We agree. As illustrated above, were we to sanction releases for reckless conduct, parties would escape liability for consciously disregarding substantial risks of harm to others; indeed, liability would be waivable for all conduct except where the actor specifically intended harm to occur. There is near unanimity across jurisdictions that such releases are unenforceable, as such releases would jeopardize the health, safety, and welfare of the people by removing any incentive for parties to adhere to minimal standards of safe conduct. See Hall, 538 Pa. at 347-48, 648 A.2d at 760. We therefore conclude that, even in this voluntarily recreational setting involving private parties, there is a dominant public policy against allowing exculpatory releases of reckless behavior, which encourages parties to adhere to minimal standards of care and safety.

III. Conclusion

Accordingly, we reverse the Superior Court's order in part, affirm in part, and remand. We reverse the order of the Superior Court to the degree it concluded that Monaghan was not covered by the Release.
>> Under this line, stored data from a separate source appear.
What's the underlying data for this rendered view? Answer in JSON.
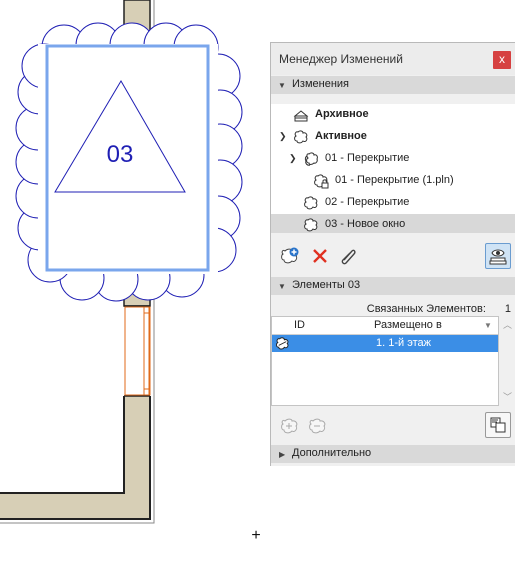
{
  "panel": {
    "title": "Менеджер Изменений",
    "close_glyph": "x"
  },
  "sections": {
    "changes": "Изменения",
    "elements": "Элементы 03",
    "additional": "Дополнительно"
  },
  "tree": {
    "items": [
      {
        "label": "Архивное",
        "icon": "archive-stack-icon",
        "bold": true
      },
      {
        "label": "Активное",
        "icon": "cloud-icon",
        "bold": true
      },
      {
        "label": "01 - Перекрытие",
        "icon": "cloud-icon",
        "bold": false
      },
      {
        "label": "01 - Перекрытие (1.pln)",
        "icon": "cloud-lock-icon",
        "bold": false
      },
      {
        "label": "02 - Перекрытие",
        "icon": "cloud-icon",
        "bold": false
      },
      {
        "label": "03 - Новое окно",
        "icon": "cloud-icon",
        "bold": false,
        "selected": true
      }
    ]
  },
  "linked": {
    "label": "Связанных Элементов:",
    "count": "1"
  },
  "table": {
    "columns": [
      "ID",
      "Размещено в"
    ],
    "rows": [
      {
        "id": "",
        "location": "1. 1-й этаж"
      }
    ]
  },
  "drawing": {
    "marker_label": "03",
    "cursor_glyph": "+"
  },
  "colors": {
    "wall_fill": "#d7cfb6",
    "selection_blue": "#7aa6ec",
    "cloud_stroke": "#1f1fb4",
    "window_orange": "#e06a1a",
    "row_selected": "#3b8ee6",
    "close_red": "#d64141"
  }
}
We affirm the order to the degree it reversed the grant of summary judgment on the basis that the Release did not bar claims based on reckless conduct, and remanded for further proceedings; on this latter point, we are affirming on the alternative basis that, to the degree it released reckless conduct, the Release was against public policy.*fn14

Jurisdiction relinquished.

Madame Justice Orie Melvin did not participate in the consideration or decision of this case.

Mr. Chief Justice Castille and Messrs. Justice Saylor and McCaffery join the opinion.

Mr. Justice Eakin files a concurring and dissenting opinion. Mr. Justice Baer files a concurring and dissenting opinion.